I contend that the impulsive reaction in Europe to the fashion designer's drunken anti-semetic slurs is inferior to the majority opinion of the American court in the Westboro case because the tolerance of reason is more in keeping with a free society than is vengence or retribution against a disliked opinion. Chief Justice Roberts emphasized that speech on public issues (of which gays in the military is one) "cannot be restricted simply because it is upsetting or arouses contempt," USA Today reports. Roberts pointed out that the jury at the district court level of the case had been told that Westboro could be held liable for the intentional infliction of emotional distresss if the picketing was "outrageous." The chief justice argues that that test is "highly malleable," which is to say, it can change according to what a given person happens to think is outrageous. An old man might think noice in an apartment hallway at midnight is outrageous while a few college students down the hall might simply assume that the party has begun. In such a case, outrageous may have a physiological determinant and thus be innately different depending on the person. Quoting the 1988 case of Histler Magazine v. Fallwell, Roberts said that liability cannot be imposed on "the basis of jurors' tastes or views, or perhaps on the basis of their dislike of a particular expression." Rather, reason must trump passion in such matters. Regarding the Synder case, Roberts said that the small Topeka-based church's messages "may fall short of refined social or political commentary," but discussed "matters of public import," such as the nation's morality and gays in the military and thus are protected by the first amendment to the U.S. Constitution, which guarantees free speech.  A free society is only really free to the extent that we protect even the opinions of those we loath. Otherwise, society reduces to a primitive matter of excluding those we don't like. Such banal convenience is too decadent for a vibrant republic and society. Reason tells us this. The question is whether we have sufficient impulse-control to proffer the degree of tolerance that is requisite. So actually, the matter pivots on us--Americans and European generally--rather than on Westboro and Galliano. They can make us stronger in spite of themselves if we permit ourselves to rise to the occasion rather than satisfy our immediate gratification.  In the end, it is up to us, not them, what kind of societies we have.

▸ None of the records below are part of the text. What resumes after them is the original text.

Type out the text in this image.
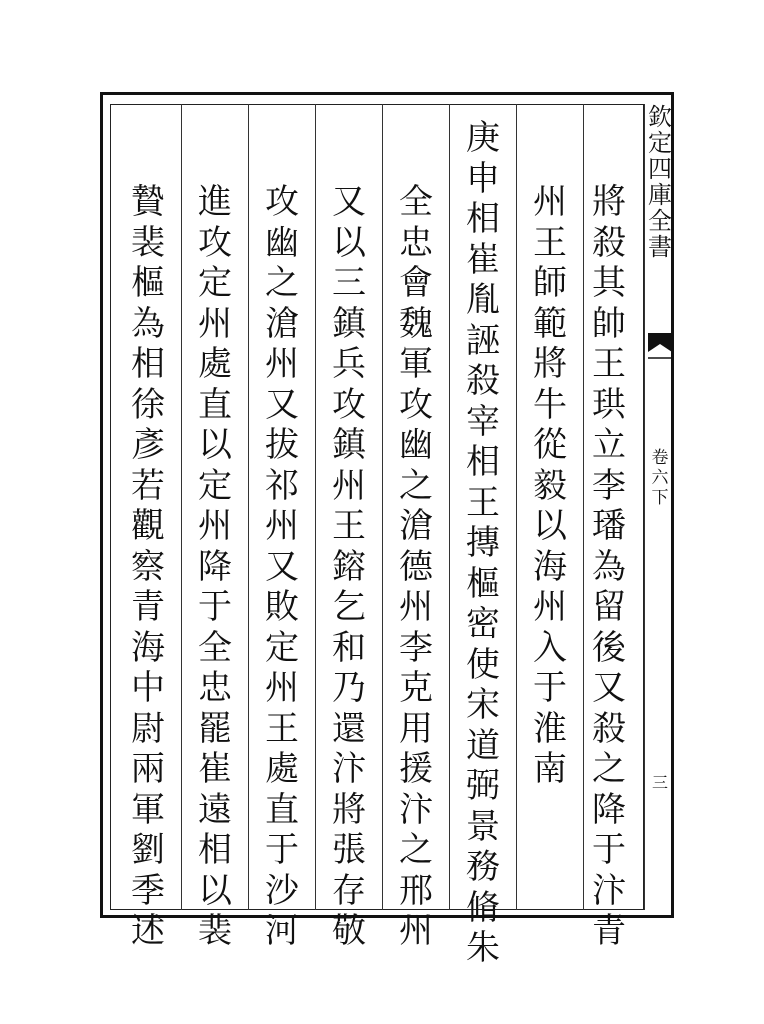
欽
定
四
庫
全
書
卷
六
下
三
將
殺
其
帥
王
珙
立
李
璠
為
留
後
又
殺
之
降
于
汴
青
州
王
師
範
將
牛
從
毅
以
海
州
入
于
淮
南
庚
申
相
崔
胤
誣
殺
宰
相
王
摶
樞
密
使
宋
道
弼
景
務
脩
朱
全
忠
會
魏
軍
攻
幽
之
滄
德
州
李
克
用
援
汴
之
邢
州
又
以
三
鎮
兵
攻
鎮
州
王
鎔
乞
和
乃
還
汴
將
張
存
敬
攻
幽
之
滄
州
又
拔
祁
州
又
敗
定
州
王
處
直
于
沙
河
進
攻
定
州
處
直
以
定
州
降
于
全
忠
罷
崔
遠
相
以
裴
贄
裴
樞
為
相
徐
彥
若
觀
察
青
海
中
尉
兩
軍
劉
季
述
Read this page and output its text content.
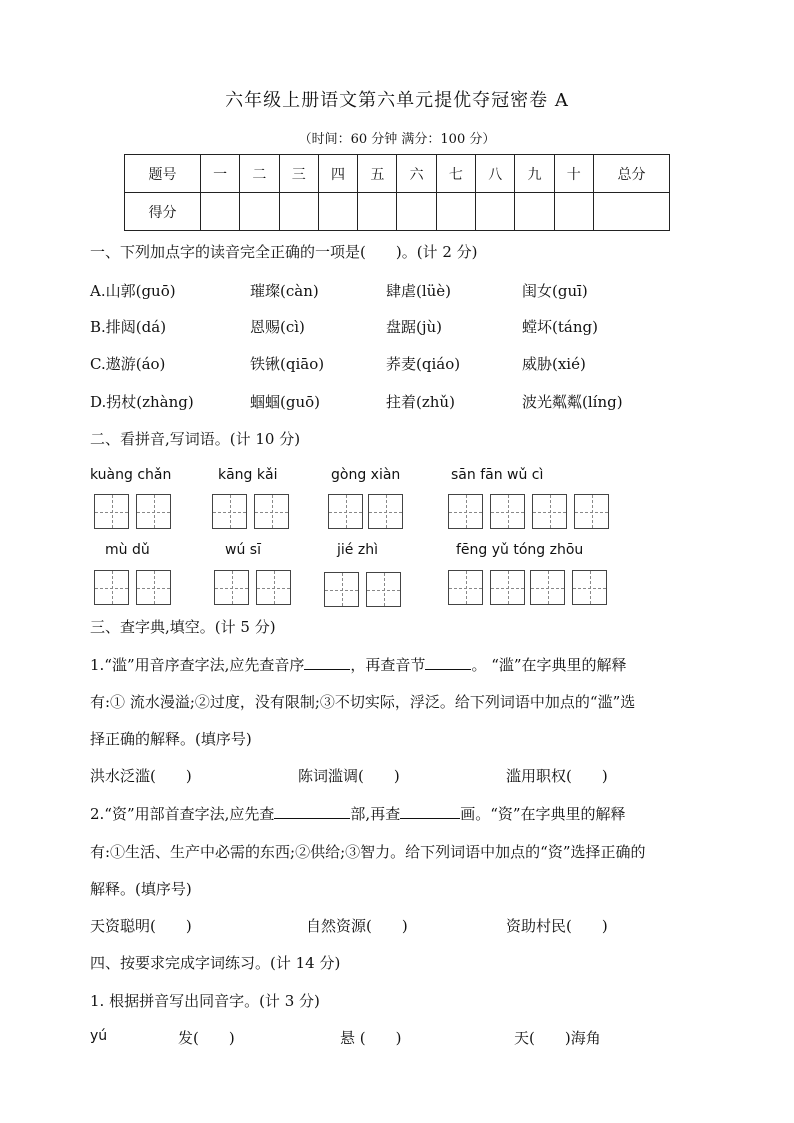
六年级上册语文第六单元提优夺冠密卷 A
（时间：60 分钟 满分：100 分）
题号	一	二	三	四	五	六	七	八	九	十	总分
得分											
一、下列加点字的读音完全正确的一项是(　　)。(计 2 分)
A.山郭(guō)	璀璨(càn)	肆虐(lüè)	闺女(guī)
B.排闼(dá)	恩赐(cì)	盘踞(jù)	螳坏(táng)
C.遨游(áo)	铁锹(qiāo)	荞麦(qiáo)	威胁(xié)
D.拐杖(zhàng)	蝈蝈(guō)	拄着(zhǔ)	波光粼粼(líng)
二、看拼音,写词语。(计 10 分)
kuàng chǎn	kāng kǎi	gòng xiàn	sān fān wǔ cì
mù dǔ	wú sī	jié zhì	fēng yǔ tóng zhōu
三、查字典,填空。(计 5 分)
1.“滥”用音序查字法,应先查音序	，再查音节	。 “滥”在字典里的解释
有:① 流水漫溢;②过度，没有限制;③不切实际，浮泛。给下列词语中加点的“滥”选
择正确的解释。(填序号)
洪水泛滥(　　)	陈词滥调(　　)	滥用职权(　　)
2.“资”用部首查字法,应先查	部,再查	画。“资”在字典里的解释
有:①生活、生产中必需的东西;②供给;③智力。给下列词语中加点的“资”选择正确的
解释。(填序号)
天资聪明(　　)	自然资源(　　)	资助村民(　　)
四、按要求完成字词练习。(计 14 分)
1. 根据拼音写出同音字。(计 3 分)
yú	发(　　)	悬 (　　)	天(　　)海角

In terms of federalism, the chief justice noted that states can regulate the time and place of the protests, and the church was already contesting some as too restrictive. As of the date of the court's decision, forty six states had enacted laws to minimize picketing near cemetaries during funerals. In terms of federalism, it might be that the states' respective Supreme Courts might have been the proper venue in interpreting the U.S. Constitution in such cases. Generally speaking, if there can be fifty different sets of regulations on protests, there can be fifty different decisions interpreting free speech. It would not be like fifty different foreign policies. As it is, even with fifty different regulations, the final decider is centralized in the U.S. Supreme Court.

Joan Biskupic and Kevin Johnson, "Westboro free-speech ruling has its limits," USA Today, March 3, 2011, p. 2A.